Główna >>

RSS
Nie idźmy na tę wojnę! To nie nasza wojna!

 

Wiedźmin Turbolechita

2019-03-05   kategorie: kultura społeczeństwo

Jeśli ktoś jeszcze nie widział "Wiedźmina Turbolechity" Ziemowita Szczerka w Teatrze Nowym w Krakowie, to gorąco zachęcam, o ile uda się wam jeszcze "załapać" na jakiś spektakl (na razie do końca marca w repertuarze nie ma niestety żadnego). Wielkie brawa należą się i autorowi, i reżyserowi, i odtwórcy głównej roli, i całemu zespołowi teatru - bo i tekst znakomity, i realizacja iście brawurowa, a w lekkiej formie sztuka traktuje o rzeczach arcyważnych. W tym przedstawieniu jest wszystko. Wstawanie z kolan, "spedalony Zachód", Polską w istocie gardzący, rosyjscy geopolitycy, Wielka Lechia, Ameryka, która sprzedaje nam chorągiewkę za kosztowności i zmywa się czym prędzej, bo "America first", i Narodowy Cydr, będący "sponsorem walki o niepodległość 966-2066". Wiedźmin obiecuje zbudować lepszą przeszłość - nie przyszłość, bo przyszłość jest niepewna, ale przeszłość, bo ta jako coś, co już było, jest pewna na 100% (a w dodatku można ją zbudować samym słowem, w czym my, Lechici, jesteśmy mocni, nie potrzeba do tego działań) - i wciąż nie może rozstrzygnąć wątpliwości, czyśmy bardziej z Zachodu czy ze Wschodu. Bośmy Lechici, i jebać ten Zachód, ale z drugiej strony bez zachodniości wyglądamy jakby zbyt rusko, więc do Zachodu musimy...

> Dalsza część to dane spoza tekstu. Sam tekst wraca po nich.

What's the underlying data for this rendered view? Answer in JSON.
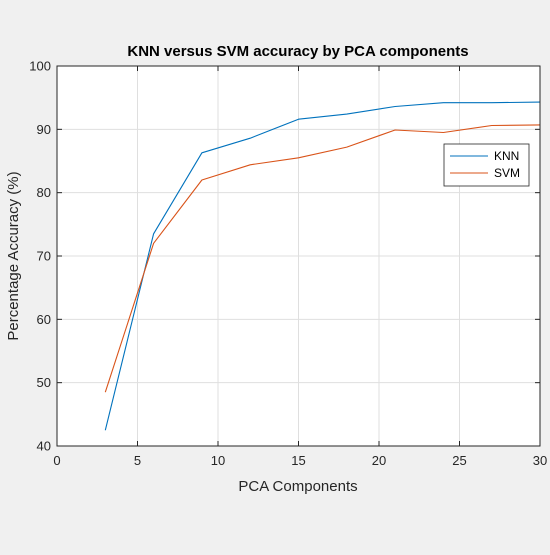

Oglądając ten spektakl miałem przemożne skojarzenie z "Weselem" Wyspiańskiego. Myślę, że "Wiedźmin Turbolechita" jest tym dla naszych czasów, czym "Wesele" było dla swoich. I niewesołe to skojarzenie. Bo choć ze spektaklu wychodzi się rozbawionym, to przecież aktorzy skandujący w finale spektaklu "Moc jest z na-mi! Le-chi-ta-mi!" (ale na kolanach!) są tylko ujętymi w nieco inną formę weselnikami tańczącymi chocholi taniec w finale sztuki Wyspiańskiego. Dobrze ponad sto lat minęło, a Polacy wciąż go tańczą...

Ale spektakl trzeba zobaczyć obowiązkowo.